Dans un reportage réalisé dans la capitale, Al3omk résume la situation par une « pénurie de l’offre » accompagnée d’une flambée des prix. Pour les personnes interrogées, chercher un logement correspondant à leurs moyens devient de plus en plus compliqué.
Sur Bladi.net : Le logement est devenu un luxe inaccessible à Marrakech
Les chiffres du marché donnent une idée de l’écart qui s’est creusé.
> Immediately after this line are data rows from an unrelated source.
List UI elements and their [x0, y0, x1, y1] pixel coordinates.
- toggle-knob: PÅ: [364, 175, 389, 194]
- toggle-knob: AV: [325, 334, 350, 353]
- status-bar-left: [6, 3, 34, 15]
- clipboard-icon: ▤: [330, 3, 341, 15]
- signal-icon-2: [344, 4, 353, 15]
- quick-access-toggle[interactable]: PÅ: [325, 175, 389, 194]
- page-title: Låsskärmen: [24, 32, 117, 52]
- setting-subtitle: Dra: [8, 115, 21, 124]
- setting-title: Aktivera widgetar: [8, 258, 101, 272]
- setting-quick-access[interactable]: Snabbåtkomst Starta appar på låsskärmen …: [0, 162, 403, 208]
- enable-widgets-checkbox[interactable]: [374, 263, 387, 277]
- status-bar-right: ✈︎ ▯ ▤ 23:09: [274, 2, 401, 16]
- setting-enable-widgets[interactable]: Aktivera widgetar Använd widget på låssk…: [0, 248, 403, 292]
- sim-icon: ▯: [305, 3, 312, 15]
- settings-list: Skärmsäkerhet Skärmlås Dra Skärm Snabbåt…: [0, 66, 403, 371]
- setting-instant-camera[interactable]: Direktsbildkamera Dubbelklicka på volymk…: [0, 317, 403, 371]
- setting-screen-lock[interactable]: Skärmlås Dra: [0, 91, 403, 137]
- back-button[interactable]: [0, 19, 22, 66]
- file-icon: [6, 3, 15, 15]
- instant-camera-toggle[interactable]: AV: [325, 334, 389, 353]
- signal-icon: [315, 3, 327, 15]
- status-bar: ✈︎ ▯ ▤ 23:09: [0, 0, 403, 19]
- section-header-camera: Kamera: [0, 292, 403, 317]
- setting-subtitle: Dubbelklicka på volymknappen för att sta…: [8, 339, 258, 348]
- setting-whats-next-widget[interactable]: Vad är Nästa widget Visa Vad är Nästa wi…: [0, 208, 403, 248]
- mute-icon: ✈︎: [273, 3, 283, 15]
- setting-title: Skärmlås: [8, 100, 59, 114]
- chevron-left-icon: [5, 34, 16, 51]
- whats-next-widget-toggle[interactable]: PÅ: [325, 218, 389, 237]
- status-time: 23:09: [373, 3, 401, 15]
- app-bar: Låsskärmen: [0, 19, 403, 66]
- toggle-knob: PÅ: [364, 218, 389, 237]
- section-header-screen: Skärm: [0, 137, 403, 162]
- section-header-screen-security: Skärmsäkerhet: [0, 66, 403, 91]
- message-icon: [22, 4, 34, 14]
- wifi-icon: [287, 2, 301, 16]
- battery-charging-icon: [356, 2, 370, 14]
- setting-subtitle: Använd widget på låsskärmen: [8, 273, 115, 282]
Selon le bilan 2025 de Mubawab, le loyer moyen d’un appartement vide à Agdal atteignait 11 999 dirhams par mois. Un niveau qui montre jusqu’où les prix peuvent monter dans certains quartiers de Rabat.
Le logement repousse les habitants vers la périphérie
Le phénomène n’est pas nouveau, mais il s’aggrave. Des professionnels de l’immobilier expliquaient déjà que la hausse des loyers poussait une partie des classes moyennes et modestes hors de Rabat. La transformation d’immeubles en hôtels ou résidences hôtelières a également réduit l’offre de logements dans la capitale.
Pour ceux qui restent locataires, le problème est désormais double. Il faut trouver un appartement disponible, puis réussir à absorber son prix alors que le reste des dépenses augmente lui aussi. Le logement devient ainsi la charge qui oblige à réduire tout le reste.
Sur Bladi.net : Au Maroc, 12 000 dirhams à payer avant d’entrer dans un appartement
À Rabat, avoir un salaire ne garantit donc plus de pouvoir se loger facilement dans la ville où l’on travaille. Avant les courses, les déplacements et les autres dépenses du mois, le loyer peut déjà avoir englouti une grande partie du revenu.